John Schneider continues his good work in chapter four, and reminds me of another book I am currently reading (and which I would recommend), which is Nancy Pearcey’s Total Truth. She says that when evangelicals begin their presentation of the gospel with the fact and reality of sin, they are presenting the gospel out of context. The basic reality is not sin. That is not the foundation. The presentation of the gospel needs to be creation, fall, and then redemption. If we begin by assuming the fall, then we are skewing the nature of the universe before talking about the Lord of the universe. Everything was foundationally good, man rebelled, and God has provided a way back.

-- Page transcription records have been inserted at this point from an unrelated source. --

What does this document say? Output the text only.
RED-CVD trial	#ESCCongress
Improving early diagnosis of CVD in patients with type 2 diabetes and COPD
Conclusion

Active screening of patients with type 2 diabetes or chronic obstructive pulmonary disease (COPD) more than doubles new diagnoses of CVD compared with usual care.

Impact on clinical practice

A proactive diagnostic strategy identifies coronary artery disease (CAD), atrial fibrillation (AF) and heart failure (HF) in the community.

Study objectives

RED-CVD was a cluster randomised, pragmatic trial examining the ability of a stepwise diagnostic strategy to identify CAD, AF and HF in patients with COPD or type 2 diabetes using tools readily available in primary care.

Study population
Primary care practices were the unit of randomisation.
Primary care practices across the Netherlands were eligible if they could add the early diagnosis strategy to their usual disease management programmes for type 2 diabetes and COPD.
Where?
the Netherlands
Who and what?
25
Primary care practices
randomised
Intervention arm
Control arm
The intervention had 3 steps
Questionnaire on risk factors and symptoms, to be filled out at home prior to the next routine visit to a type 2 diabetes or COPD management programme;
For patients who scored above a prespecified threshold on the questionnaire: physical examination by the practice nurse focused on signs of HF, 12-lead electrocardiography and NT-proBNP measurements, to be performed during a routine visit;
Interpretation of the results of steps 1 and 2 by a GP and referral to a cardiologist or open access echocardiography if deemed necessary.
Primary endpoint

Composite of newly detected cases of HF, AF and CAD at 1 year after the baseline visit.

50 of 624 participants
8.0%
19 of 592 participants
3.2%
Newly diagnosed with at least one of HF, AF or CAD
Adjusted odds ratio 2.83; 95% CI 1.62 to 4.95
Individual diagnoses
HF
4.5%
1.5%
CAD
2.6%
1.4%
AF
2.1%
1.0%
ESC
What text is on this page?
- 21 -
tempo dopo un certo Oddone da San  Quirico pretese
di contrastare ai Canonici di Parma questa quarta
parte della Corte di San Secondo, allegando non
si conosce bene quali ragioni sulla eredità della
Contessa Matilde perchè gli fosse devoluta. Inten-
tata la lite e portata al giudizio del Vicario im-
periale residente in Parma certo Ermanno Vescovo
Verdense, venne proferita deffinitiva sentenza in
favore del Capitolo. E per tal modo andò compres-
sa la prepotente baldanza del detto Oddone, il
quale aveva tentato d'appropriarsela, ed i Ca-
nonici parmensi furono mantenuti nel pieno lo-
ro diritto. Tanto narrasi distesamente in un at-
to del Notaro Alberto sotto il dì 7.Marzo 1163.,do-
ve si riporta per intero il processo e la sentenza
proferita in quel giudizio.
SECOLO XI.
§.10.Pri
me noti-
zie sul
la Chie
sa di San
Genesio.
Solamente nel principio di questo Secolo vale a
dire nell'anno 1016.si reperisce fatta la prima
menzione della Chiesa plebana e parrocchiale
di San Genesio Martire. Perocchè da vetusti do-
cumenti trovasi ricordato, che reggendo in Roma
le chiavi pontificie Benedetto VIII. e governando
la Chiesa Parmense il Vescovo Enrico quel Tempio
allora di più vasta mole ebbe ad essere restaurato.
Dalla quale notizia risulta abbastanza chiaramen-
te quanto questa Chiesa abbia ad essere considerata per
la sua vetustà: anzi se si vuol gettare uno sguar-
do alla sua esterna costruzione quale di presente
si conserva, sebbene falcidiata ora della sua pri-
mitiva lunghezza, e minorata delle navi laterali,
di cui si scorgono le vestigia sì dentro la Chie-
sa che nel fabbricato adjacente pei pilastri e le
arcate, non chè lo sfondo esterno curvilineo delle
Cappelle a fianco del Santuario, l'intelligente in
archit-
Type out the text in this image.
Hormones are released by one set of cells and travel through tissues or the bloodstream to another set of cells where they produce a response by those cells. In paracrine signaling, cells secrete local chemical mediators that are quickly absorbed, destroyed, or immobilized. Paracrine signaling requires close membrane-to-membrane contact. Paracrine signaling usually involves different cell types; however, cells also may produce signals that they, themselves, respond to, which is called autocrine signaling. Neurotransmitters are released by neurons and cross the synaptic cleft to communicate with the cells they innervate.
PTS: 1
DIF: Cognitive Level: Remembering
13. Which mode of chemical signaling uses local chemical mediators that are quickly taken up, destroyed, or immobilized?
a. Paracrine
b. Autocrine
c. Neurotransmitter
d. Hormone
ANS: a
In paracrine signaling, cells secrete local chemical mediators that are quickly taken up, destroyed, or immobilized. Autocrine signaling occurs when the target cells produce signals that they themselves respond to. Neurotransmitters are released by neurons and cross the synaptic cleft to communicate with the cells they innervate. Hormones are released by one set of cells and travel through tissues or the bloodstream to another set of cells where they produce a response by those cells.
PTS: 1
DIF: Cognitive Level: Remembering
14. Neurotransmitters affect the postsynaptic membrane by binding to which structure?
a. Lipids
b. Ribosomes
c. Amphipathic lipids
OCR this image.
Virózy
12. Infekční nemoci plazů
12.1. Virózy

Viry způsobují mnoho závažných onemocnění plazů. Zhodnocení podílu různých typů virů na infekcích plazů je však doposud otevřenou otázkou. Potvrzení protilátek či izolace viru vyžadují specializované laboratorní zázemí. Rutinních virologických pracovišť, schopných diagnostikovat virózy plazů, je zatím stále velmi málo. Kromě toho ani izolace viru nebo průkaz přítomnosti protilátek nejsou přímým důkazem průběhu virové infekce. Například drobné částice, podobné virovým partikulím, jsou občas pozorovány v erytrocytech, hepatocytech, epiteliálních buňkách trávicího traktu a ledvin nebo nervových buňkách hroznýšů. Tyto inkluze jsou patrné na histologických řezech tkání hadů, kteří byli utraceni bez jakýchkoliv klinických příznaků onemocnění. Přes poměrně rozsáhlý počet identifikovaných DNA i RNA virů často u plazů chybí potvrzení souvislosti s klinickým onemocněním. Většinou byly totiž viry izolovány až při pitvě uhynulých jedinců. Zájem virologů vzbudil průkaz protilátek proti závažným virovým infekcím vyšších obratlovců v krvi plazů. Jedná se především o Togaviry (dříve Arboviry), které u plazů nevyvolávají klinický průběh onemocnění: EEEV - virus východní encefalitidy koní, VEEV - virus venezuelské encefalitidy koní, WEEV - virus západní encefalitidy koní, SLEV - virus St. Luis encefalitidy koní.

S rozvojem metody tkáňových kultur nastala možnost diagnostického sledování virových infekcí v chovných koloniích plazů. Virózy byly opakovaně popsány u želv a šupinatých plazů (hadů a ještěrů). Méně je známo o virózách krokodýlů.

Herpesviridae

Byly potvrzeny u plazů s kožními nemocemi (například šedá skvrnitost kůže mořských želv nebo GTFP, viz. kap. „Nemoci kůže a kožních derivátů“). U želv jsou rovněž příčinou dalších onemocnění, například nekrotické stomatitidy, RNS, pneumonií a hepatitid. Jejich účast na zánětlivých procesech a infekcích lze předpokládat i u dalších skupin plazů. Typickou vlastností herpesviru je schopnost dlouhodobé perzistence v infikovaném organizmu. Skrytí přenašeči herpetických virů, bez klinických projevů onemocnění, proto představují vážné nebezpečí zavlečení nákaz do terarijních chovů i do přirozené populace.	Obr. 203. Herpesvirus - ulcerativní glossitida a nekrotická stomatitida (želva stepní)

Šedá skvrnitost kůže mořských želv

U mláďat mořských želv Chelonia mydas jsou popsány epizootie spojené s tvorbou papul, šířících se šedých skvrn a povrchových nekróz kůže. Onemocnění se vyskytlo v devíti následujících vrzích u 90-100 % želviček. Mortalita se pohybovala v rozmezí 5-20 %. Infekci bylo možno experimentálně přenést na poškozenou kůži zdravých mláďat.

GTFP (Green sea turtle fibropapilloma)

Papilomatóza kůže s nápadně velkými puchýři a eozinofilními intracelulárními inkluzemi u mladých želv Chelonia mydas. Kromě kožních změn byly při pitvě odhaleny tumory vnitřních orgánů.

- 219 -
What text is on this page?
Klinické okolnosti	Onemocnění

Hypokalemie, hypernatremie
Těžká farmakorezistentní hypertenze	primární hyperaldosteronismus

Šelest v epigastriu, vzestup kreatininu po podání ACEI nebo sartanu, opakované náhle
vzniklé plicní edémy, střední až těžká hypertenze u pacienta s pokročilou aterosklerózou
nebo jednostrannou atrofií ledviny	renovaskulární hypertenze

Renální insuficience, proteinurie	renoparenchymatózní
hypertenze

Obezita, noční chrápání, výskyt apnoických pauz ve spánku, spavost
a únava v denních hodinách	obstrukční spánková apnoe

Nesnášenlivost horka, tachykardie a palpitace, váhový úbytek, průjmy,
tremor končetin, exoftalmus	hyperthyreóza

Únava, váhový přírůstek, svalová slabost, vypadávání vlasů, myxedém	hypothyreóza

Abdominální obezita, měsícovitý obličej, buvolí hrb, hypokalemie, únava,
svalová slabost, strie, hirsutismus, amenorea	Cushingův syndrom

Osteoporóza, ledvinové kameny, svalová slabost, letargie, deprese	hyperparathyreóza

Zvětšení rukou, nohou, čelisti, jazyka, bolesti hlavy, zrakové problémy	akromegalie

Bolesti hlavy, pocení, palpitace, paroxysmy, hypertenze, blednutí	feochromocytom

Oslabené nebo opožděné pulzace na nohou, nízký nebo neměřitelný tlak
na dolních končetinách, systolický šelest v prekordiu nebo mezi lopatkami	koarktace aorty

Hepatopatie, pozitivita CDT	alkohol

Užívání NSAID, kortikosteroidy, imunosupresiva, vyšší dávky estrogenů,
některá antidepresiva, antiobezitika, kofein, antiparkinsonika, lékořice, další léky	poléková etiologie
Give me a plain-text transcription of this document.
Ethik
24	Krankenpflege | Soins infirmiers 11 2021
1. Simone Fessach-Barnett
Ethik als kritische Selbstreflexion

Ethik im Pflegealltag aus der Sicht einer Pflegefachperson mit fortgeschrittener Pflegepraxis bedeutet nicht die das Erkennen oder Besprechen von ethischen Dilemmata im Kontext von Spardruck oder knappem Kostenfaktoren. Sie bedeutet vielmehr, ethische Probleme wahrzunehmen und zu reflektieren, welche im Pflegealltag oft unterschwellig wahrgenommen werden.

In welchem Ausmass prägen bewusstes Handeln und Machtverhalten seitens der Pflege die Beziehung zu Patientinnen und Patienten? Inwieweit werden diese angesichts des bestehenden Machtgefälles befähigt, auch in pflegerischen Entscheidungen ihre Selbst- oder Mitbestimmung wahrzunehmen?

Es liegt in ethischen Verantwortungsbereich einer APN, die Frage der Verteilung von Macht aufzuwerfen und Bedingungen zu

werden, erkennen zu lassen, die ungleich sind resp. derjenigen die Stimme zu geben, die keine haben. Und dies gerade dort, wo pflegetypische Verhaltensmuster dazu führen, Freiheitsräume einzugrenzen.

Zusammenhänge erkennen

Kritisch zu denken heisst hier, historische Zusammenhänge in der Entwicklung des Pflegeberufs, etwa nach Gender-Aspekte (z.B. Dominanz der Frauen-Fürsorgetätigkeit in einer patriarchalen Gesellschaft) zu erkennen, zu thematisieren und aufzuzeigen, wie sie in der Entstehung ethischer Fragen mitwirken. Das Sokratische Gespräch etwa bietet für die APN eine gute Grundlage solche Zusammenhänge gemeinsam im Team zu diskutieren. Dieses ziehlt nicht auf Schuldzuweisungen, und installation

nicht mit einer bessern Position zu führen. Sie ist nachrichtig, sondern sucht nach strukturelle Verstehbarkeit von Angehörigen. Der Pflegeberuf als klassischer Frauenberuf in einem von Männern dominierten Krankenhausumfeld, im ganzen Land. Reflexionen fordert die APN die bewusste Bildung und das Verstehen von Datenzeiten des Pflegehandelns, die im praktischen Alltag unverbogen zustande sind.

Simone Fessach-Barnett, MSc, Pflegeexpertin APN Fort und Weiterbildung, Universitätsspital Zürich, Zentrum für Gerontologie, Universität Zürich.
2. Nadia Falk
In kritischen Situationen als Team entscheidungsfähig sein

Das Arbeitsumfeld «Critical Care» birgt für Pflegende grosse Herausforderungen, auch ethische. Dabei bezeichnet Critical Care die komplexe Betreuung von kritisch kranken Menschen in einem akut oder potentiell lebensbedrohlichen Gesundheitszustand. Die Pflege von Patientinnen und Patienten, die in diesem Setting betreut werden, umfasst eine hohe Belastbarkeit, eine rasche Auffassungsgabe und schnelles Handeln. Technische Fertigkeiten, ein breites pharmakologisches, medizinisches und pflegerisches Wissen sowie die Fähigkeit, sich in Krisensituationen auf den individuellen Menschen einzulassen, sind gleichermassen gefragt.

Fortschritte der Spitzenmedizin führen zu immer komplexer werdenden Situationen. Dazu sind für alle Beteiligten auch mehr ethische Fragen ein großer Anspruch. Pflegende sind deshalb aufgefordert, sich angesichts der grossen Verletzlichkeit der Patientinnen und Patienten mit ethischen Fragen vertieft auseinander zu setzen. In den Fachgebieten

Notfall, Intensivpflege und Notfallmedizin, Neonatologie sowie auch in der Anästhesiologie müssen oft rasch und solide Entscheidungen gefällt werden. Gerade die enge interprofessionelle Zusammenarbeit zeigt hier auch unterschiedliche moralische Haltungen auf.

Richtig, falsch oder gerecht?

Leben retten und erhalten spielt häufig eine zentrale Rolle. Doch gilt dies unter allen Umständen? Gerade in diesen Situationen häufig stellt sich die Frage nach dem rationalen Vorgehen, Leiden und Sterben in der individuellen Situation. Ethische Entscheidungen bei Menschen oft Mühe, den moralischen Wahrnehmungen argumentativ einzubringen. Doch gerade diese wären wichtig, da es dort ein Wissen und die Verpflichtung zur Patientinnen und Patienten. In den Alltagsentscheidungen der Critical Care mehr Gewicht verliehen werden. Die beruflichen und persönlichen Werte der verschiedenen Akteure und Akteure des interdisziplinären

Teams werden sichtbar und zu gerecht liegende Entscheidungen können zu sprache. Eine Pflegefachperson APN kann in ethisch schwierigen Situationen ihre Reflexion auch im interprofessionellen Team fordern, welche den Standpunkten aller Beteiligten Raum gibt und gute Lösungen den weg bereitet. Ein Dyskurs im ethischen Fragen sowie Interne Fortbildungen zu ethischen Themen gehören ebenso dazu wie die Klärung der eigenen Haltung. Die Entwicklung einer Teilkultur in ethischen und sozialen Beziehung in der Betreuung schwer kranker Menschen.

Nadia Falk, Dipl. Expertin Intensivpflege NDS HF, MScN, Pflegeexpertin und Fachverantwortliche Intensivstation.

This really is important and Schneider does a wonderful job with this. He begins his discussion of affluence where all affluence began, in the Garden of Eden. Then after the rebellion, which marred everything, God began His redemptive work with His people Israel, and brought them into the land of Canaan, which was the beginning of the restoration of Eden. When He brought them back into the land, He gave them His law. Initially it had been “stay away from that tree,” but now, because of our experience with sin, the law had to be more detailed and specifc, but it was still all about the restoration of Eden.
But when you create Edens, you create the possibility of serpents. And that is what this chapter is about. God began to restore Israel to Eden, and they responded by falling again. The literature of the prophets is a literature that confronts, time and again, the misuse of the blessings of God. “The writings of the prophets are largely about the unique evils that people can bring about by means of affluence. All the prophets describe behaviors that realize the worst fears of the speaker in Deuteronomy” (p. 91).
And this is what gets us to the nub of the matter. Guiltmongers like Ron Sider tend to assume that the mere possession of wealth in this world means that you are living above the level of “sufficiency” while others are suffering (with sufficiency being fuzzily defined), which in turn means that you, the affluent one, are necessarily sinning. The prophets and the wisdom literature (the subject of this chapter) are far more nuanced than this. Can one sin grotesquely with the affluence God gives? Absolutely, and the prophet Amos will take off your head, and scoop your insides out with a spoon. Can one receive God’s blessing of wealth and be a dolt with it? Yes again. But Schneider demonstrates a wisdom here that neither the Siderians nor the health and wealthers can comprehend. They fall into the same error, actually. But Schneider quotes all kinds of Bible verses.
“The faithful will abound with blessings, but one who is in a hurry to be rich will not go unpunished” (Prov. 28:20, p. 113).
“Whoever trusts in the Lord will be enriched” (Prov. 28:25, p. 110).